De la anticipación al diseño y del diseño a la evaluación

Conferencia “La definición y medición del impacto social”
Fecha: 13/09/2018

Si una organización brinda 5 millones de dólares para un proyecto y otra, 5.000, se valorará más el primero cuando puede que no rinda tanto como el segundo. Al medirse el impacto social se trata de tomar en cuenta, como prioridad, los impactos de un proyecto en las comunidades. Lo político, las ganancias y el prestigio están en segundo lugar.

“Tendemos a pensar en los insumos como lo más importante, pero en realidad son los resultados. El impacto social pone énfasis en qué queremos lograr”.

Lo dijo Robyn Eversole, Doctora en Antropología del Desarrollo por McGill University, Canadá, profesora titular en Swinburne University, Australia, y quien ha estudiado el desarrollo regional en Australia, América Latina y Asia-Pacífico. Fue durante la conferencia “La definición y medición del impacto social” que tuvo lugar el 21 de agosto de 2018 en el Campus Pocitos de la Universidad ORT Uruguay.

“Cuando empecé este trabajo todo el mundo pensaba en lo económico separado de lo social”, agregó Eversole. “Ahora no es así, se sabe que para lograr el desarrollo económico también hay que lograr el social y el cultural”.

El impacto social puede ser positivo o negativo. Eversole compartió varios ejemplos durante la conferencia. Como diseño de un proyecto con impacto social positivo, contó el de Mornington Peninsula. Se trata de una localidad en Victoria, Australia, donde se licitó toda la operación de un basurero.

Quedó a cargo de una community recycling enterprising. Este tipo de empresas sociales no solo tienen un foco en el reciclaje sino que emplean personas en situación de vulnerabilidad. “El municipio, al decidir contratar a una empresa social que toma en cuenta los beneficios de la comunidad, ha pasado de anticipar los impactos sociales a diseñar para un impacto social positivo”, afirmó Eversole.

Diseñar el impacto

A veces, para conseguir la aprobación de proyectos como compañías mineras, se asegura que va a haber impactos positivos, como crear empleo y oportunidades. Se dice además que llegará gente de otras partes, lo que aumentará la vida social en la comunidad. “Se anticipa lo que podría ser, lo que tal vez va a pasar, pero no significa un real compromiso de accionar estas ideas”, señaló Eversole.

Es común que se prevea un impacto social que no resulte. A partir de esto, las empresas han pasado de anticipar el impacto a diseñar para el impacto, como ocurrió en el caso de Mornington Peninsula, dijo la experta. Cada sector tiene definidas sus fortalezas y debilidades para diseñar el impacto social.

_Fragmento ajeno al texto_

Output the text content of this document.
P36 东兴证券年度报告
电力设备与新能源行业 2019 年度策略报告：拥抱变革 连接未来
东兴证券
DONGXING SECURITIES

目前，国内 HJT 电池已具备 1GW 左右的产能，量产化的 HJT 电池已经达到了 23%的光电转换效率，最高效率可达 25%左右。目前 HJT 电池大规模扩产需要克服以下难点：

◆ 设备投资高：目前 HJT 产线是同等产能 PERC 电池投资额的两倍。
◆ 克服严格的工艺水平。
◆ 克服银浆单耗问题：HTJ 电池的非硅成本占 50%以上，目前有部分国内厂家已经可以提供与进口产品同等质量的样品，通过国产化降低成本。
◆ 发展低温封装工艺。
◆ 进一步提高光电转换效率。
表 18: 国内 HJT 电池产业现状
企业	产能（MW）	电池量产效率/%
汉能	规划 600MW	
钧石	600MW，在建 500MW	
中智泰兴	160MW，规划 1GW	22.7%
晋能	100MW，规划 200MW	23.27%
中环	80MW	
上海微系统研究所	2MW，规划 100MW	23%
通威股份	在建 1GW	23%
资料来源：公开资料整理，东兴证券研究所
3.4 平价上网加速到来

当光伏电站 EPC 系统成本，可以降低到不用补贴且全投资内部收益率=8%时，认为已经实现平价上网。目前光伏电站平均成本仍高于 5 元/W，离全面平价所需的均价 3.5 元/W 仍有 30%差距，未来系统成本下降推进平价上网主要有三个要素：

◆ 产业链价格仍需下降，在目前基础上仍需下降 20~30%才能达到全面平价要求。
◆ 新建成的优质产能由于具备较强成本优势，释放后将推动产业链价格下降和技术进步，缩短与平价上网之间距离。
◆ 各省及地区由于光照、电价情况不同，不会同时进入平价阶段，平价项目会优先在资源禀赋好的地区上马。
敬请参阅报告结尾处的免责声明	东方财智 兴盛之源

Por ejemplo, las empresas privadas tienen la habilidad de generar dinero, pero no suelen ver al impacto social como su misión primaria. Las universidades son importantes en cuanto dar pautas y estrategias para el desarrollo, informar y proveer datos, pero pocas trabajan estrechamente con ONGs. Las empresas sociales toman lo positivo de las ONGs y las empresas privadas para crear impacto social.

Los recursos y la evaluación del impacto

Se puede utilizar la evaluación del impacto como una herramienta de aprendizaje y reflexión, actuar de acuerdo a lo que se aprende en el proceso.

Pensar en el proceso de cambio implica, por ejemplo, reflexionar sobre cómo lograr fuentes de empleo. Es decir, qué resultados se busca obtener y qué acciones se necesita llevar a cabo para alcanzarlos, dijo Eversole. Recomendó no concentrarse en cuánto dinero hay disponible para invertir sino en qué impacto se quiere crear.

Eversole recomienda entender el contexto de la comunidad en la que se busca generar impacto social. Conocer sus características, además de cómo percibe el impacto social, es fundamental para evitar el desperdicio de recursos.

Por ejemplo, Eversole contó el caso de unos colegas suyos. Fueron a comunidades rurales con una camioneta, equipados con computadoras de muy alto nivel. Para la investigadora, eso está muy bien, pero solo con eso no alcanza. Hay que saber exactamente con qué centros educativos cuenta esa comunidad rural hoy en día, qué tienen esos centros y qué recursos les hace falta.

“Se gastan muchos insumos, mucha energía, se hacen muchas actividades, pero eso no necesariamente logra el impacto”, indicó Eversole y agregó que “la interacción entre los actores sociales es difícil porque cada uno tiene su razón de ser: la empresa privada, producir; la universidad, enseñar; la política, gobernar”. Cuando se cruzan los sectores, cada uno trae lo que sí puede hacer bien y deja a otros lo que ellos pueden hacer bien.

“Hay oportunidades para incorporar el impacto social dentro de todo tipo de organización de todo sector. Se puede hacer mucho con poco”, concluyó Eversole.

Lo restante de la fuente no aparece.